Lehmann Maupin Gallery announces its second solo exhibition of works by Tim Rollins and K.O.S., on view 24 March – 30 April, 2011 at 540 W. 26th Street. The exhibition will continue the artists’ extensive practice of challenging notions of art through deep engagement with literary and historical texts.
Tim Rollins and K.O.S. will feature new works that critically investigate Adventures of Huckleberry Finn (after Mark Twain, 1885), The Great Gatsby (after F. Scott Fitzgerald, 1925), and The Rise and Fall of the City of Mahagonny (after Bertolt Brecht and Kurt Weill, 1930). Tim Rollins and K.O.S. mine the literature and historical information surrounding them for visual motifs that transcend the object and reveal a contemporary message. For their paintings related to Adventures of Huckleberry Finn, Tim Rollins and K.O.S. were inspired by the original illustrations Mark Twain commissioned by F.W. Kemble. These works continue a series, which began in 2000, of whitewashed book pages painted over in indigo. In exploration of the F. Scott Fitzgerald classic, The Great Gatsby, the artists create a study of the color symbolism that permeates the novel. For works based on The Rise and Fall of the City of Mahagonny, the artists utilized Kurt Weill’s original operatic score, creating nets of butcher’s twine and gold paint to stretch over the pages, generating a new interpretation of the piece.

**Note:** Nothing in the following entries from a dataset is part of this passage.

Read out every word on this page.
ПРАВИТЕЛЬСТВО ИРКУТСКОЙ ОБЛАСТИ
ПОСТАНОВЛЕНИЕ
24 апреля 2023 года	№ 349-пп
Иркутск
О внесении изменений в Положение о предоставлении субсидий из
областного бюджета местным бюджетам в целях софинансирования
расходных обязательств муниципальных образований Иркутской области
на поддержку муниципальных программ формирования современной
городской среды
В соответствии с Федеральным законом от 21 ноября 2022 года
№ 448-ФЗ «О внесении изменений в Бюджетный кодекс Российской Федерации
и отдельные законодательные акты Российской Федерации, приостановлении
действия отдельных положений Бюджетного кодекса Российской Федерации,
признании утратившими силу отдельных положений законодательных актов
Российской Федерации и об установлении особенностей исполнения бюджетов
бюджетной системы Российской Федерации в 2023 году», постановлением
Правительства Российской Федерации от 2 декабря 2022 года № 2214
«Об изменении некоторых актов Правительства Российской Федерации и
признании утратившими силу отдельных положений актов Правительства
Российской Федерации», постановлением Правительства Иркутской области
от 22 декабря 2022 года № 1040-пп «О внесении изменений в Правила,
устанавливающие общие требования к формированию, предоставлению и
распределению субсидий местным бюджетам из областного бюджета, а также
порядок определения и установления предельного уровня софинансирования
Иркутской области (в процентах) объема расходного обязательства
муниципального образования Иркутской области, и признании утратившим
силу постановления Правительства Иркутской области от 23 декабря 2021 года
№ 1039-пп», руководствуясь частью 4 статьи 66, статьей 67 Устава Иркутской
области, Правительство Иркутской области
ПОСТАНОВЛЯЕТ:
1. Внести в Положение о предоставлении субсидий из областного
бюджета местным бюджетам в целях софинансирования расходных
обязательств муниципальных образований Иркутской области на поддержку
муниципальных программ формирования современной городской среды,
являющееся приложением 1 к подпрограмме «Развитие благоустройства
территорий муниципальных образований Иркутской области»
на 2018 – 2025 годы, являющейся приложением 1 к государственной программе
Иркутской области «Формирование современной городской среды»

Tim Rollins studied fine art at the University of Maine and earned a BFA from the School of Visual Arts in New York. After graduate studies in art education and philosophy at New York University, Rollins began teaching art for special education middle school students in a South Bronx public school. In 1984, he launched the "Art and Knowledge Workshop" in the Bronx together with a group of at-risk students who called themselves K.O.S. (Kids of Survival). The group has exhibited extensively worldwide at the Museum of Contemporary Art, Los Angeles; the DIA Art Foundation, New York; de Young Museum, San Francisco; the Walker Art Center, Minneapolis; the ICA Boston among others. Their work is represented in prestigious public and private collections including the Museum of Modern Art, New York; the Hirshhorn Museum of Art; the Tate Gallery London and the Smithsonian Museum of American Art. A retrospective of the group's 20 year career opened at The Tang Teaching Museum and Art Gallery at Skidmore College opening in 2009 and travelled to the Frye Museum in Seattle and the ICA Philadelphia later that year. The exhibition was accompanied by a fully-illustrated hardcover catalogue, co-published by the Tang Museum and MIT Press.